All 104 FIFA games have been arranged based on kickoff times, and there is no rigid timetable fixed. The time window runs from midday through late evening, in local time, set up sort of to help spread the broadcast load across global areas. For the first game, in Mexico City, the kick-off is at 1:00 PM local time (that equals 7:00 PM in London, and 4:00 AM AEST the next morning). The last match at MetLife Stadium on July 19 starts at 3:00 PM Eastern Time.

The match will be held at 5:00 AM AEST on July 20. Because matches are spread across multiple North American time zones, kick-off times will vary significantly by region. Fans should check local listings rather than relying on a single daily time pattern.

For Australian fans, the timings are mixed rather than uniformly painful. The tournament opener is listed at 5:00am AEST on 12 June, while Australia’s group games include 2:00pm, 5:00am, and 12:00pm AEST kick-offs.

On the US West Coast, it’s actually pretty reasonable. For Australian viewers, SBS and SBS On Demand are the safer references to mention, especially for Socceroos coverage.

Setting up your home viewing experience

If you are watching from home, the main things to sort out in advance are local kick-off times, your streaming provider, and which matches overlap in your time zone.

Generally, most individuals have a routine in place from early on: a good quality TV, a constant stream of the game or broadcasting it live, sorted food before the game starts, and one individual who will stay silent to prevent breaking the score in the chat box. Time between matches, particularly in the earlier stages of the group, will fill this void. Some people flip between sports apps, others scroll through a few rounds on Betandplay during the half-hour window between one match finishing and the next one loading up. It’s that in-between time that tends to define how you remember the tournament.

There are a few things that need sorting beforehand – your digital calendar with match times adjusted to your local time zone (all good sports-related applications should automatically do this for you), which streaming service holds rights to broadcast in your region, and if you’re going to be hosting people, some means of making sure everyone stays awake during the late-night matches.

The finals for the huge tournaments are always somewhere in the top ten most-viewed sports broadcasts per year across Europe, Australia and South America, according to Nielsen data. And, given that the World Cup final is set for a Sunday morning out there in Australia, this year’s event kind of gives people one of those more interesting moments for actually watching games in AEST.

Key dates at a glance

The tournament opens June 11 in Mexico City. Canada kicks off the next day in Toronto. The USA begins its involvement in the contest with its games in Los Angeles. The games of the round-robin tournament take place almost every day from June 11 to June 27, while games of the final round-robin tournament will take place on just one day.

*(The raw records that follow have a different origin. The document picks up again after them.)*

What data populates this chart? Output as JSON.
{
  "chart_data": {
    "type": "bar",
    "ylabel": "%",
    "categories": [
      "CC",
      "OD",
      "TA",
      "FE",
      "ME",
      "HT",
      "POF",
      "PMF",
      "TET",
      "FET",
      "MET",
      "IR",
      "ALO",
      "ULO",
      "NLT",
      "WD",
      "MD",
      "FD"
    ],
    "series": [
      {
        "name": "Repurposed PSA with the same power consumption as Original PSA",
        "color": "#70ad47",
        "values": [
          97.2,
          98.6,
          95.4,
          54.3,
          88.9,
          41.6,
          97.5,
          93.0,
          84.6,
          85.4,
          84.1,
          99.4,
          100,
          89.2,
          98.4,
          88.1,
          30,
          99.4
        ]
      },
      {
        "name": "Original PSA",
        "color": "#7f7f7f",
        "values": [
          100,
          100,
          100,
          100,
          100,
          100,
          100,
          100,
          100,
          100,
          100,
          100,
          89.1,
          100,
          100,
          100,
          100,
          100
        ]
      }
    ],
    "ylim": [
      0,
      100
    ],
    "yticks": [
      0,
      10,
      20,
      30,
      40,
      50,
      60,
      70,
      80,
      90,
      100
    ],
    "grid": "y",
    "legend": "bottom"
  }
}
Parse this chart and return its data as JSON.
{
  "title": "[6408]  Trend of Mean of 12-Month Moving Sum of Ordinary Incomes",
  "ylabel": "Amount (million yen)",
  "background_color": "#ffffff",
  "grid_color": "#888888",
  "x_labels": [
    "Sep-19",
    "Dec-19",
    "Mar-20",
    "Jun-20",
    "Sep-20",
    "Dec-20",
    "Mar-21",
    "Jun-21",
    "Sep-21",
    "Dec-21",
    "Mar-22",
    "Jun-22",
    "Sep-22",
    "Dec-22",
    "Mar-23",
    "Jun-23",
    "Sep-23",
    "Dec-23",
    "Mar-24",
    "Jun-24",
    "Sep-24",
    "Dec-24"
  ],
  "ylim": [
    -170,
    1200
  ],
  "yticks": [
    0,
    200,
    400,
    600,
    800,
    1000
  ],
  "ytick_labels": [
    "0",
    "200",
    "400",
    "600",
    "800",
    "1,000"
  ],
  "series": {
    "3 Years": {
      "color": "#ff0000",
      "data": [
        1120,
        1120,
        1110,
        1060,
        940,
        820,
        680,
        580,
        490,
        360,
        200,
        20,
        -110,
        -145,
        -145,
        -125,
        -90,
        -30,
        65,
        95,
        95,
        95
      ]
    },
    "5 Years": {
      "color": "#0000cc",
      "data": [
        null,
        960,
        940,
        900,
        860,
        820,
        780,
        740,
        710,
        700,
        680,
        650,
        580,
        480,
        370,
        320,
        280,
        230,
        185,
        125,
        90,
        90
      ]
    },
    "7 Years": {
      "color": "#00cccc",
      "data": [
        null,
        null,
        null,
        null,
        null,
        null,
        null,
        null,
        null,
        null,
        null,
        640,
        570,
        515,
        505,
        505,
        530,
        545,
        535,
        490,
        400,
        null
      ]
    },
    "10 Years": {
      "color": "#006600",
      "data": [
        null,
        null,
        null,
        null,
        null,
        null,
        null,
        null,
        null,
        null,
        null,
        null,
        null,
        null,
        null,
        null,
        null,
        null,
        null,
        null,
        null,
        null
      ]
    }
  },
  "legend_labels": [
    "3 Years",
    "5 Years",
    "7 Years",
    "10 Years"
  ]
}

The knockout phase kicks off on June 28 with the Round of 32, and from there things get tighter, a lot quicker. The Round of 16 is July 4 through 7. Then the quarterfinals are slated for July 9-10, pretty fast after. Semifinals will be held on July 14-15, taking place in Dallas and Atlanta. The bronze medal match will be held on July 18 at the Hard Rock Stadium, Miami, followed by the final match, which will be held on July 19 in New Jersey.

With 104 matches across 39 days and four North American time zones, the 2026 World Cup will reward fans who plan ahead and track schedules carefully.